© Geoff Brookes
I need to say right up front that I am a big fan of Paul Maurice as the coach of the Winnipeg Jets. I don’t want to see a coaching change. I like his professionalism, the way he handles players, and the way he presents himself. I also think he’s good at positioning the Jets to win hockey games.
But lately I’ve begun to wonder if he could be better than he is right now.
I marvel at comments from knowledgeable hockey people about how Maurice makes “in game” adjustments. The recent home game against the New York Rangers might be a good example, when fast-skating players like Tanev and Copp got more playing time after the first period, to counter-act the speed of the Rangers, and perhaps give the rest of the Jets a bit more motivation to skate like the “Blue Shirts”. The adjustment worked, as the Jets played far better in the second period, tying the game at 1.
This begs a question, though. Why wasn’t that “need for speed” recognized before the puck dropped in period number one?
Paul Maurice has talked publicly about these 2016 Jets needing to find their team identity. He’s talked about that identity involving speed and physicality – being tough to play against. But are the Jets’ coaches consistently reading from that playbook- especially the part about speed? If so, how was it that the Rangers blitzed the Jets in the first period of that game? Why didn’t players like Tanev and Copp get a larger role from the first minute of the game?
Why do slower veterans like Drew Stafford continue to garner prized spots on the top two lines, when their capacity for this essential ingredient is dwindling with age?
There are answers for this question – the experience of a veteran player; the ability to make the most of scoring chances in the blue paint; knowing how to play the game at the NHL level.

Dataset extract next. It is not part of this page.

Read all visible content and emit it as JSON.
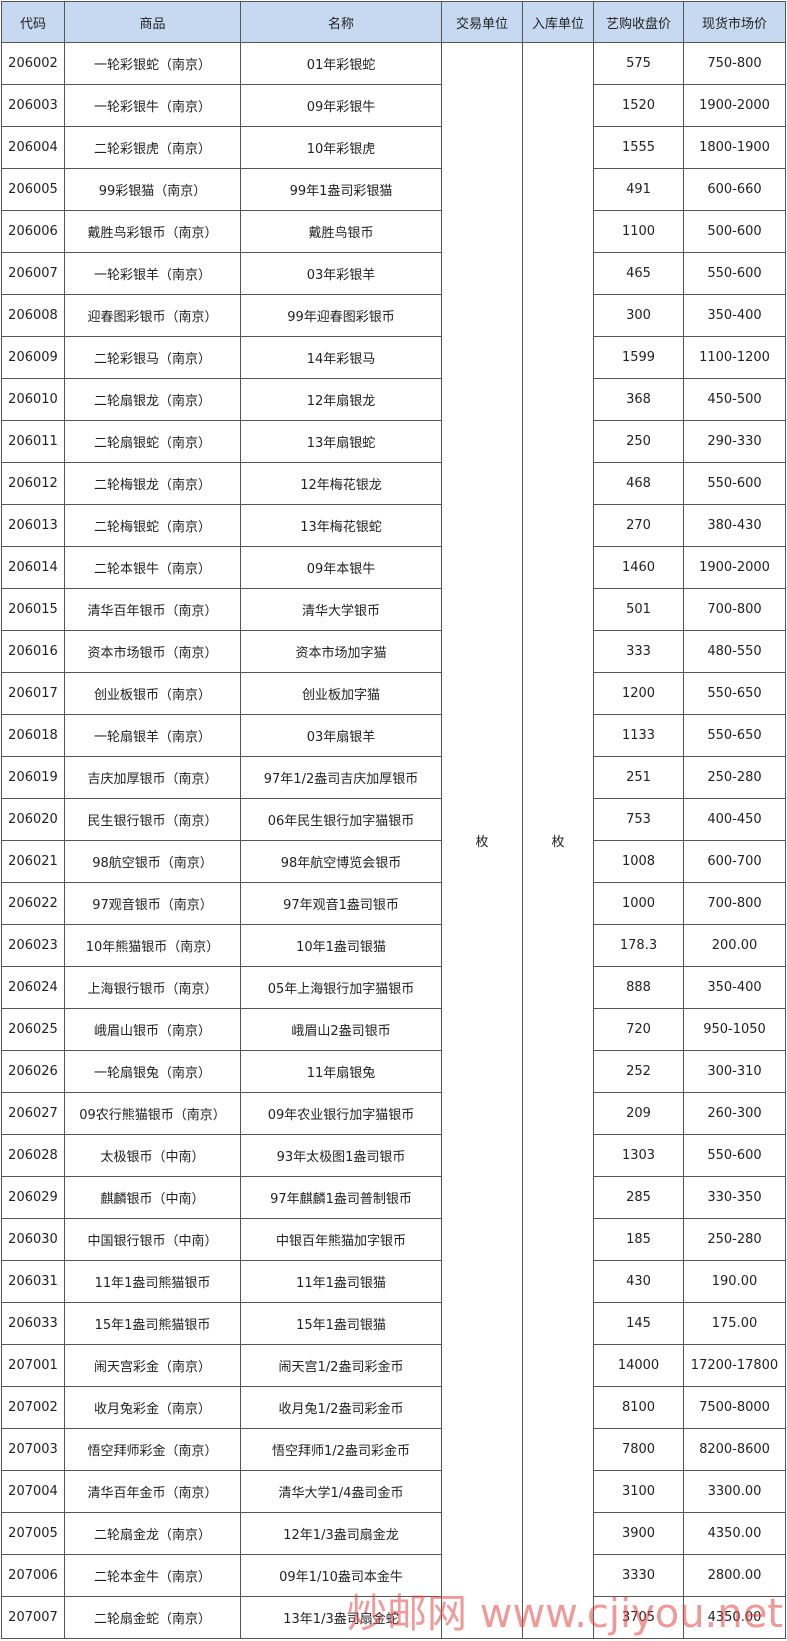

The problem with these answers is that they avoid the main question – can the player (e.g. Stafford) keep up with the pace of the game in the year 2016? If the answer to that question is “no”, then it undermines the value of Stafford’s main attributes. It’s hard to be productive when you can’t get to the right spot fast enough.
Is it just Stafford, or do other Jets that fit this analysis?
Well, how about Mathieu Perreault?
I can’t say that I’ve measured the speed of any of the Jets, but by my eye test, both Stafford and Perreault are just slightly slower than they were a couple of years ago.
But that isn’t really the main point. The issue is that the league is faster than it was just two years ago.
Again, I can’t prove this. But watching games, I’m convinced that the NHL is faster – much faster. As support for this comment, you often hear interviews with players where the reticent, cliché-infused athletes actually say these words aloud. The NHL is faster.
The league is now ruled by players like Patrick Kane and Tyler Seguin, who compete with speed and puck-handling. Teams like the LA Kings – who used to dominate with their “heavy game”, en route to 2 cup wins – are now just 2 games above .500 (or exactly .500 when you count all losses as losses).
And on the Jets, skilled players like Stafford and Perreault, who used to get at leasthalf a point a game – often more than that – are struggling at roughly .25 points per game.
I like Drew Stafford as a hockey player. I especially like Mathieu Perreault. But I can’t help wondering if they are working on how to adapt their game to the lightning-paced NHL of 2016.
Have the Jets missed the boat on this change? On balance, I don’t think so. In fact, the Jets started drafting the faster, often smaller players as early as 2013, with picks like Josh Morrissey and Andrew Copp, and followed that up in more recent years with picks like Nikolai Ehlers, Kyle Connor and Jack Roslovic. Even later round picks featured speed and skill.
With allowances for the time needed for younger players to develop (including Copp and Tanev), it’s the fast players that are producing most of the goals and assists for the Jets in 2016 – Scheifele, Wheeler, Little, Ehlers and Byfuglien. (I rate Big Buff as a fast skater). In my opinion, Patrik Laine is a rare, special case, where his ability to shoot puts him in a unique category (like Ovechkin). Having said that, many have pointed out that his skating and playmaking skills are under-rated by media outside of Winnipeg.
My point is that the NHL Jets succeed when they use their speed. Any strategy that doesn’t play to that strength is not maximizing their chances to win hockey games.
The changing NHL also affects the way penalties are called for stick infractions, and restraining penalties. It’s gotten to the point where it’s almost irrelevant whether or not the infraction actually incurred. If the stick gets near the wrong places, you’re probably going to get a penalty. The Jets are second in the NHL for most minor penalties taken. It’s hard to win when you give your opponents that many power plays. This change has occurred over a longer period of time, but is almost as important as the changes in the speed of the game.
Until the Winnipeg Jets adapt their strategies to fit these NHL realities for the 2016-17 season, they are likely doomed to mediocrity.
To paraphrase the Canadian pop singer Gerry Doucette, “Momma let ‘em play.” If Paul Maurice lets the speed demons race around the rink, and gets his players to keep their sticks on the ice (hello to the “Mayor of St. James”), we’ll be jumping out of our seats celebrating goals and victories.